Notarbestellungsverfahren in Berlin: Genehmigungsbedürftigkeit einer Tätigkeit des Bewerbers im Vorstand eines gemeinnützigen Vereins; Prüfung der persönlichen Eignung bei fehlerhaften Angaben im vorangegangenen Bestellungsverfahren zum Notarvertreter zu Nebentätigkeiten


Leitsatz

1. Die Tätigkeit im Vorstand eines gemeinnützigen Vereins, der keinen wirtschaftlichen Geschäftsbetrieb betreibt, fällt nicht in den Anwendungsbereich des § 8 Abs. 3 BNotO.

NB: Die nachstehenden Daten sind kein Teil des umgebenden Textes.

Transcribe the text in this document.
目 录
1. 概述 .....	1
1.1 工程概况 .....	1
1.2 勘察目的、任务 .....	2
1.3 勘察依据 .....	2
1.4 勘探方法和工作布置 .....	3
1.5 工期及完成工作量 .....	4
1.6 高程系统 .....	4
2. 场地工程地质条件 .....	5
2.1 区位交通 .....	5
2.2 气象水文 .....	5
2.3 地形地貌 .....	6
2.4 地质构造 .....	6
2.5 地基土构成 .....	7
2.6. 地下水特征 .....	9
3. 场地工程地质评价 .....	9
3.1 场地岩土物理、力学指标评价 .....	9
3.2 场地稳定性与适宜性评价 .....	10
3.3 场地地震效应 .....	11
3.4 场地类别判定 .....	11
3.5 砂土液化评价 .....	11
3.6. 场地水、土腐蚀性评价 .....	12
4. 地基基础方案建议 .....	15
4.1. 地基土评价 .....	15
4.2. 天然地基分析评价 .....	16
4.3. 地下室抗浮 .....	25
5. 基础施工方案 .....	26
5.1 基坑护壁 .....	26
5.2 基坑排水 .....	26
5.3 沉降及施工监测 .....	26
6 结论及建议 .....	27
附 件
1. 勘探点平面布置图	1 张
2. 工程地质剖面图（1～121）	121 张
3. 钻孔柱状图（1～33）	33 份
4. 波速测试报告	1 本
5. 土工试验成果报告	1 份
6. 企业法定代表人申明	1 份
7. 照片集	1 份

2. Zur Prüfung der persönlichen Eignung für ein Notaramt nach § 6 Abs. 1 Satz 1 BNotO, wenn in vorangegangenen Bestellungsverfahren zum Notarvertreter fehlerhafte Angaben zu ausgeübten Nebentätigkeiten gemacht worden waren.

Tenor

Der Antrag der Beklagten auf Zulassung der Berufung gegen das Urteil des Senats für Notarsachen des Kammergerichts vom 16. September 2013 wird auf ihre Kosten zurückgewiesen.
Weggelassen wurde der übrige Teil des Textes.